The fog created by chemicals run riot in my brain ironically became my saving grace the day i was too hungover, shaky, and weak to fight going to treatment- to get clean and sober and finally deal with the Big Sad.  
So i stopped fighting feeling and learned (with the help of some amazing counselors and ragtag group of other addicts) how to embrace all the rainbow of feelings that come from being humans living on planet earth.  
Don't get me wrong, some of the feelings on the rainbow scale still totally suck to feel.  But actually feeling them rather than hate or drink at them can create a needed jolt of life synergy and the feelings can somehow, often mysteriously, morph into other entities- some tangible like creating piece of artwork, or a chapter in a book, or getting outside my head and helping someone else in a practical way, or taking a nap and allowing rest to quiet the storm for a few minutes (a novel concept in our world), or play on the playground with the boys for the specific purpose of... playing, or simply laying in a bunch of cozy covers with favorite music in earphones and letting the tears fall if they want to wash out the eyes.  
Some experience, strength, and hope I've found in moments of the Big Sad:
Be ever so gentle and graceful with yourself
Let others hug you or ask for hugs if you need one
Ask for space if you need space, but stay open for comfort along the way
find a way to express your feelings
             -start an art journal (we'll dedicate a whole Monday to the therapy of art in everyday life)
             -listen to your favorite music with earphones laying on a blanket in the back yard or comfy 
              couch
             -write, write, write, free~flowing words of any and all kinds, without censorship, just write
             -do what feeds your soul, with permission to turn off your phone for a day or break from the
              computer screen
             -play on the floor with your kids or tape paper all over your floor and get out markers and  
              crayons and just freaking go for it- draw pictures or write words or color...
There are many other ways, many other ways that i would LOVE to hear-from your own stories when the Big Sad knocked on your door and you let it in or tried to keep it out or whatever your response was or is.  
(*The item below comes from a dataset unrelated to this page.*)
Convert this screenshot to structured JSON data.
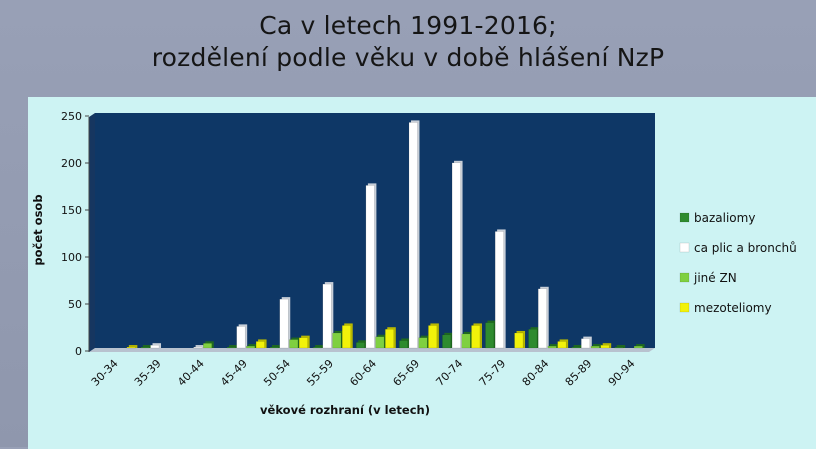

We'll revisit this moment and how to not just deal, but live in and out of the moment of depression or sadness, knowing that even at the lowest, there's hope, there's a way to feel without getting utterly consumed.  There's a way to get help if the feeling won't go away.  There's a way to laugh even in the middle of the pain.  There's hope for rest and release even in a fast-forward culture that swarms around us.  
We can find places of rest, expression, hope, peace no matter what's going on around us.  
Know that you are not alone, and if you are watching someone you know or love fighting (possibly losing) the battle against the Big Sad, 
be gentle with them, be patient, be simple with your approach in relating to them.  Hug or sit in silence or take coffee or a meal.  Lower your expectations of them and also you- you can't rescue someone, but you can love and pray, you can live your own life well and care for them by not getting engulfed by the Big Sad, take care of yourself, and don't deny or despise the Big Sad either.  Remember it's part of life, being human, each having our own response and language of how we feel sadness (and all the other feelings too).  
Be gentle to yourself and others today.  Who knows what we or someone else is dealing with today.  But we do know that a smile, a hug, a kindness can go a long way.  These things certainly have in my life. 
As does giving these things away.  
"Reduce the Big Sad.  Reuse Kindness. Recycle Hope."